Si l’Acadie est ainsi au centre de la pensée d’Herménégilde Chiasson, la réflexion sur l’art occupe également une bonne place dans les essais de celui qui détient un doctorat en esthétique de la Sorbonne et deux maîtrises en arts visuels. Il va sans dire que cette réflexion est inséparable de sa propre pratique, qu’elle éclaire et qu’elle explique, dans ses contradictions même, où l’artiste trouve l’aiguillon qui le pousse à la création.

Si Herménégilde Chiasson choisit d’être un artiste de province, avec toutes les difficultés et les défis que cela peut présenter, c’est en vertu de la croyance à un certain rapport entre l’artiste et la collectivité dont il fait partie : « [J]’ai toujours vu l’art comme l’expression d’une collectivité. Pour moi tous les artistes sont des témoins. Voilà pourquoi je ne veux pas être ailleurs quand ça se passe ici, sous mes yeux [16]. » La conscience est le maître mot qui définit le travail de l’artiste, conscience qu’il oppose non pas à l’oubli comme François Paré [17], mais au succès. Le succès suppose la recherche d’une reconnaissance immédiate qui s’accorde mal avec le besoin d’adopter une position critique par rapport à la société : « Je crois que les vrais artistes sont ceux qui savent faire la différence entre le succès et la conscience. On peut fabriquer le succès, n’importe qui vous le dira, on le fait à tous les jours. Il s’agit de trouver un individu qui consent à se départir de son âme pour être revendue sous forme de statuettes [18]. » L’opposition est reprise par une comparaison entre Riopelle et Borduas : « Entre Riopelle et Borduas, il y a toute la marge du succès et de la conscience mais il me semble, d’un point de vue collectif, que l’oeuvre et le courage de Borduas sont plus importants au Québec moderne que la cote mondiale de Riopelle [19]. » On notera que la conscience est associée au courage et à la collectivité, mais aussi à la nécessité de témoigner et de laisser des traces :

Un artiste, c’est avant tout un témoin. […]

Un artiste, c’est donc celui qui a vu, qui a entendu, qui a ressenti les choses et qui leur a donné une forme. En ce sens, c’est quelqu’un qui fait le lien entre le langage et la société. […] La fonction de l’artiste dans la communauté serait donc celle de laisser des traces, de faire en sorte que dans deux mille ans on sache qu’il existait en Acadie des artistes — écrivains, compositeurs, peintres, sculpteurs, architectes, cinéastes — qui nous ont laissé des témoignages […] [20].

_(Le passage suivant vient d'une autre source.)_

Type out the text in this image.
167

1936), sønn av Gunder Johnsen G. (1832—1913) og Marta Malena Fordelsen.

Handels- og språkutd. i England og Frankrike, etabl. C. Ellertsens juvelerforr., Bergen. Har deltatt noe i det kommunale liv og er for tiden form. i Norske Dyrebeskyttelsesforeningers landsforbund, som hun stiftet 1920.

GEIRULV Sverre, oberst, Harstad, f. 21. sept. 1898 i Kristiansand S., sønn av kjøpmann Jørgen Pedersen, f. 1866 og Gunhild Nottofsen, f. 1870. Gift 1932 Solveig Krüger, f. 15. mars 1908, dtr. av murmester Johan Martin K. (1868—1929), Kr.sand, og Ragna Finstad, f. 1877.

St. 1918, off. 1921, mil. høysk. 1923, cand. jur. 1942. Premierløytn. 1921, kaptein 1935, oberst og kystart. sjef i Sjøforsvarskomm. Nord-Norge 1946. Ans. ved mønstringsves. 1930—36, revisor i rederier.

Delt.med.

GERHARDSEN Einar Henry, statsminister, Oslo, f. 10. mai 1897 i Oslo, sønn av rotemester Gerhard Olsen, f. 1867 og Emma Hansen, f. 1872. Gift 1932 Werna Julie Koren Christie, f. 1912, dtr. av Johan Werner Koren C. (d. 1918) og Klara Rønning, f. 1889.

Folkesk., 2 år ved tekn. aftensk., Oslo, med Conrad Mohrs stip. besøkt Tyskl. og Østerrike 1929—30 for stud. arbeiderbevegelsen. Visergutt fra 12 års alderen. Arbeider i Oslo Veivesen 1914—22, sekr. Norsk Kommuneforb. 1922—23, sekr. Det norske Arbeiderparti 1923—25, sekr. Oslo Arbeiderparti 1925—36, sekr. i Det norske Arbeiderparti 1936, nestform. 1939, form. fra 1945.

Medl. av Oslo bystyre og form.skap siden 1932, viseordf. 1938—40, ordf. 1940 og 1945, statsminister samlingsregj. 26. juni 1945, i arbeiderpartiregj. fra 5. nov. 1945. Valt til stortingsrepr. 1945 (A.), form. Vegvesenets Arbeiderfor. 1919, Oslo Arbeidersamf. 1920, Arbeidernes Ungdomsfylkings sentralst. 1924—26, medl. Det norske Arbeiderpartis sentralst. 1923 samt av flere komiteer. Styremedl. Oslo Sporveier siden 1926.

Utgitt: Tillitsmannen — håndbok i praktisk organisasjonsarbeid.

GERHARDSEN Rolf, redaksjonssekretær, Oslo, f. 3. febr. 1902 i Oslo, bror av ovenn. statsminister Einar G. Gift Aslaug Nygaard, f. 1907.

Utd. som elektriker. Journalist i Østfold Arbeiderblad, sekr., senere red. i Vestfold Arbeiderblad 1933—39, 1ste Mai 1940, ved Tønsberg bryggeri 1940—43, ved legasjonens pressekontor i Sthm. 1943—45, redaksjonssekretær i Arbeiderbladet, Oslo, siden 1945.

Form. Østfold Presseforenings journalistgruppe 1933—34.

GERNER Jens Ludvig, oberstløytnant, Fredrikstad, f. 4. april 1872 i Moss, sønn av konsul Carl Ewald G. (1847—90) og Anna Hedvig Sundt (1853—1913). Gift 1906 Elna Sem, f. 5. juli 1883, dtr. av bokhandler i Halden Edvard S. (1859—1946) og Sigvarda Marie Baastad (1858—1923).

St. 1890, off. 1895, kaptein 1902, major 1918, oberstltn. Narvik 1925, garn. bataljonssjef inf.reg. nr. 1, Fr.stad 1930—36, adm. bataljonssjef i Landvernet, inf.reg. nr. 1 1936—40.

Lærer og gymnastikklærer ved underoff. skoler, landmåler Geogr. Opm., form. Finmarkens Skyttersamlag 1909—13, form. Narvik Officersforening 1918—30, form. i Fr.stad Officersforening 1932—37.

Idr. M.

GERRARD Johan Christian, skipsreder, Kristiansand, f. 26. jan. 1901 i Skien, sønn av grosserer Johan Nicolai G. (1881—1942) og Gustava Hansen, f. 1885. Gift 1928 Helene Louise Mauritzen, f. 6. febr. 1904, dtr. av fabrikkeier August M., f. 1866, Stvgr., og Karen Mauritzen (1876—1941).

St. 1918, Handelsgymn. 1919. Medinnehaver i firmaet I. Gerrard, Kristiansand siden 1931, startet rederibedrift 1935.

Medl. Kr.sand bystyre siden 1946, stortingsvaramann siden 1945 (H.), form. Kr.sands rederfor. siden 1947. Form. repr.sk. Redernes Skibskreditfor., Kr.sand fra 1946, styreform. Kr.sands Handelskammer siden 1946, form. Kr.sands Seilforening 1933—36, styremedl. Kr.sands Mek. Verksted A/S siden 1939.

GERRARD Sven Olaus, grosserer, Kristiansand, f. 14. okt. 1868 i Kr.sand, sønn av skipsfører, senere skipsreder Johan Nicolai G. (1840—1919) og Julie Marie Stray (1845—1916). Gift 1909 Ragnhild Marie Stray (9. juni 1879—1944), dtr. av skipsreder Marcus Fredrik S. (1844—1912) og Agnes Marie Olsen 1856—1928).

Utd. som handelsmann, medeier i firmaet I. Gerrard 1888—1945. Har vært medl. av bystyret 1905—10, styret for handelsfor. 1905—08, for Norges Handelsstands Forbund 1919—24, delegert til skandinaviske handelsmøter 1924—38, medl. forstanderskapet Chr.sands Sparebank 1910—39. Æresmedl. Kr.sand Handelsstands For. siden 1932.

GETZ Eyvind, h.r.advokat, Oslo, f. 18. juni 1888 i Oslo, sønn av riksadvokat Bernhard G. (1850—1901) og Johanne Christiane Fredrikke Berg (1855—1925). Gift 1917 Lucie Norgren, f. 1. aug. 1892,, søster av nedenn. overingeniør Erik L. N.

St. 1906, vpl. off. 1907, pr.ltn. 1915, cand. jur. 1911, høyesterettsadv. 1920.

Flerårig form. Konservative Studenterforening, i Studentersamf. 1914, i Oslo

Il y a chez cet artiste une hantise de l’oubli, de l’effacement définitif de la collectivité qu’on peut comprendre comme une leçon de l’histoire de l’Acadie, mais cela contribue aussi à donner à celui-ci un rôle très exigeant où il est question de dignité et de noblesse : « Augmenter la conscience : sinon, à quoi servirait notre présence ? C’est le but le plus noble de l’art, qu’il se fasse en milieu minoritaire ou ailleurs [21]. » Constance, un des personnages d’un roman inédit d’Herménégilde Chiasson auquel l’auteur avoue s’identifier, présente son métier d’actrice comme une religion :

Je crois qu’il faut avoir des guts pour montrer son âme. Je crois que c’est comme ça qu’on ne devient pas seulement une grande actrice mais une vraie grande personne. En prenant des gros risques, des risques de plus en plus grands, des risques où on pourrait se faire mal en tombant mais quand on gagne, mon Dieu qu’on se sent grande, qu’on se sent heureuse, qu’on se sent aimée, qu’on se sent utile. C’est pour ça que je fais ce métier-là mais pour moi ce n’est pas un métier, c’est comme une religion [22].

Chiasson poursuit : « Je suis un peu comme Constance, dans le sens où je crois, moi aussi, que l’art est utile quand il s’affirme dans la naïveté, la sincérité et l’intensité d’une conscience unique et irremplaçable. […] [Les artistes] font un travail aussi dangereux que ceux qui déminent les terrains ou désamorcent les bombes [23]. » Le risque et la gratification sont les deux faces du travail de l’artiste, les deux pôles de la paratopie qui l’attire et le repousse.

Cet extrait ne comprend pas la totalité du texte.